Seek the True Value of Supply Chain Finance

The influx of new banks and businesses offering supply chain finance (SCF) has pushed prices down to the point where they no longer accurately reflect the work and benefits involved. Service providers are practically giving clients a straight liquidity source rather than a structured one.

If too many players enter the fray a shake-up will become inevitable and force those who can’t provide the full package to stop providing SCF services. Treasurers should, of course, seek attractive terms and rates but companies that choose the cheapest – but ultimately weakest – will suffer.

Companies should also seek out a partner that can provide strong structuring capabilities and scalability. For example, they might need a provider that can help them expand their supply chains in the developed economies but also the emerging countries, where SCF is expected to grow by 20% over the next three years according to research and consulting firm Celent.

Treasurers should look at each provider’s track record and be comfortable they have sufficient commitment and resources. They should investigate how a provider can deliver the required interface between buyer and bank and smoothly transfer funds.

More than Liquidity

The flood of new service providers is a clear signal of just how important SCF has become. Treasurers’ day jobs have grown beyond looking after liquidity. Their ability to improve working capital and manage risk is equally important in the wake of the global financial crisis.

Part of this involves widening their risk remit. Treasury traditionally only looked at liquidity risk. Now it needs to consider counterparty, geographical and foreign exchange (FX) risk far more.

Geographical risk is particularly tricky because it is not just about global operations but regional set-ups. For example, in Asia, regulatory regimes are not as well defined in some countries as in others. Around 55% of Asian trade is within the region, according to the World Trade Organisation (WTO), and there are different laws and cultural issues in each country. Setting up an SCF programme across Asia is as complex as setting one up globally.

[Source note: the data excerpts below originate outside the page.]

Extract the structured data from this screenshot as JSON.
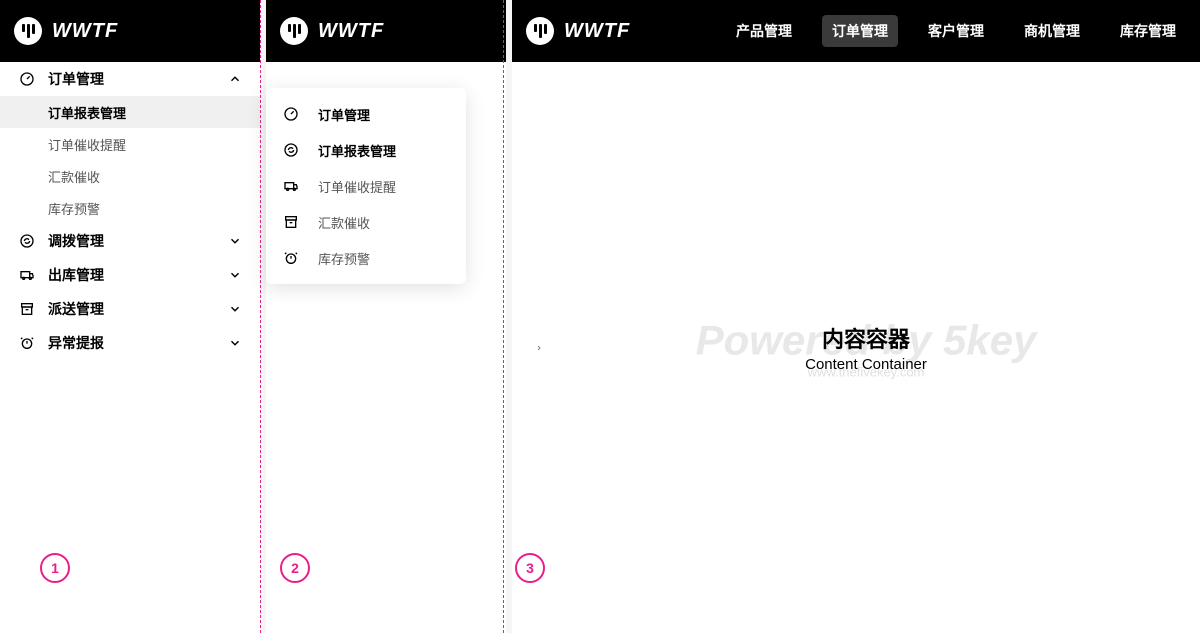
{
  "brand": "WWTF",
  "topnav": {
    "items": [
      "产品管理",
      "订单管理",
      "客户管理",
      "商机管理",
      "库存管理"
    ],
    "active_index": 1
  },
  "sidebar": {
    "groups": [
      {
        "label": "订单管理",
        "expanded": true,
        "children": [
          "订单报表管理",
          "订单催收提醒",
          "汇款催收",
          "库存预警"
        ],
        "active_child": 0
      },
      {
        "label": "调拨管理",
        "expanded": false
      },
      {
        "label": "出库管理",
        "expanded": false
      },
      {
        "label": "派送管理",
        "expanded": false
      },
      {
        "label": "异常提报",
        "expanded": false
      }
    ]
  },
  "float_menu": {
    "header": "订单管理",
    "items": [
      "订单报表管理",
      "订单催收提醒",
      "汇款催收",
      "库存预警"
    ],
    "selected": 0
  },
  "content": {
    "title": "内容容器",
    "subtitle": "Content Container"
  },
  "watermark": {
    "big": "Powered by 5key",
    "small": "www.thefivekey.com"
  },
  "badges": [
    "1",
    "2",
    "3"
  ]
}
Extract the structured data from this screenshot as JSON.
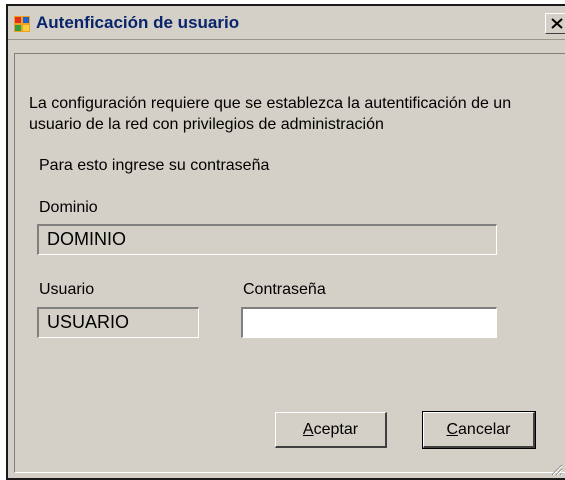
{
  "window": {
    "title": "Autenficación de usuario",
    "title_color": "#08246b",
    "face_color": "#d4d0c8",
    "icon": "app-window-icon",
    "close_icon": "close-icon"
  },
  "form": {
    "description": "La configuración requiere que se establezca la autentificación de un usuario de la red con privilegios de administración",
    "instruction": "Para esto ingrese su contraseña",
    "domain_label": "Dominio",
    "domain_value": "DOMINIO",
    "user_label": "Usuario",
    "user_value": "USUARIO",
    "password_label": "Contraseña",
    "password_value": ""
  },
  "buttons": {
    "accept": {
      "underlined": "A",
      "rest": "ceptar"
    },
    "cancel": {
      "underlined": "C",
      "rest": "ancelar"
    }
  }
}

SCF helps treasurers manage their new, wider range of challenges. To really make it work, they must take a more holistic view of the company’s operations. There is no longer any room for silos.

For example, SCF benefits the treasury department in terms of efficient working capital management but only if suppliers sign up to it – and that relationship is usually managed by procurement.

Treasury seeks to increase liquidity and working capital, while the procurement department wants to increase payment terms or reduce the cost of purchasing. These goals can conflict with each other but it’s important that the teams involved work together to ensure SCF delivers maximum benefits for the company. More and more banks are now consulting with companies on the best way to do that.

Organisational silos arguably caused trade payables and receivables to remain untapped as potential sources of liquidity for many years. Treasurers would instead borrow from banks and the financial markets, exposing themselves to the global economic climate.

Some think trade payables were a poor second source of liquidity because they were expensive. Even if that was true, the global liquidity crunch means it is no longer the case. SCF has taken its rightful place as a solution to the treasurer’s quest for liquidity and risk management.

Growing Options

Companies are now able to consider a number of new techniques and services thanks to the rise of SCF. These include dynamic discounting, which gives companies with cash to spare the chance to create self funded supplier financing programmes and generate big returns on those cash reserves.

Buyers offer early payments to suppliers for cash discounts. The rate of those discounts is calculated dynamically – the earlier the supplier requests the payment the greater the discount. It gives the buyer a chance to optimise their funds because it usually offers the best return on cash reserves.

Another trend with a future for companies is the integration of electronic invoicing (e-invoicing) services into SCF. This can lead to end-to-end financing solutions for their buying and selling activities.

It is not just about the electronic transmission of a paper invoice as an email attachment. It involves the generation, transmission, receipt and archiving of invoices in a secure environment, so they can be processed by and exchanged between existing systems regardless of format.

E-invoicing can reduce costs for buyer and seller by wiping out manual processes. According to electronic banking provider Billentis, the average cost of receiving and processing a conventional paper invoice is €17.60. Billentis reports that e-invoicing cuts this immediately by up to 62%. Savings for senders can be up to 57%.

SCF is far from the solution to all treasurers’ challenges, but it is clearly a big help to them as they navigate their expanded roles in the post-financial crisis world. When you have so many new players that prices sink to incredibly low levels, you know you are dealing with something that’s here to stay.

Treasurers that choose the right provider and right techniques, and who successfully team up with their colleagues across the business, will find themselves meeting their objectives surprisingly quickly.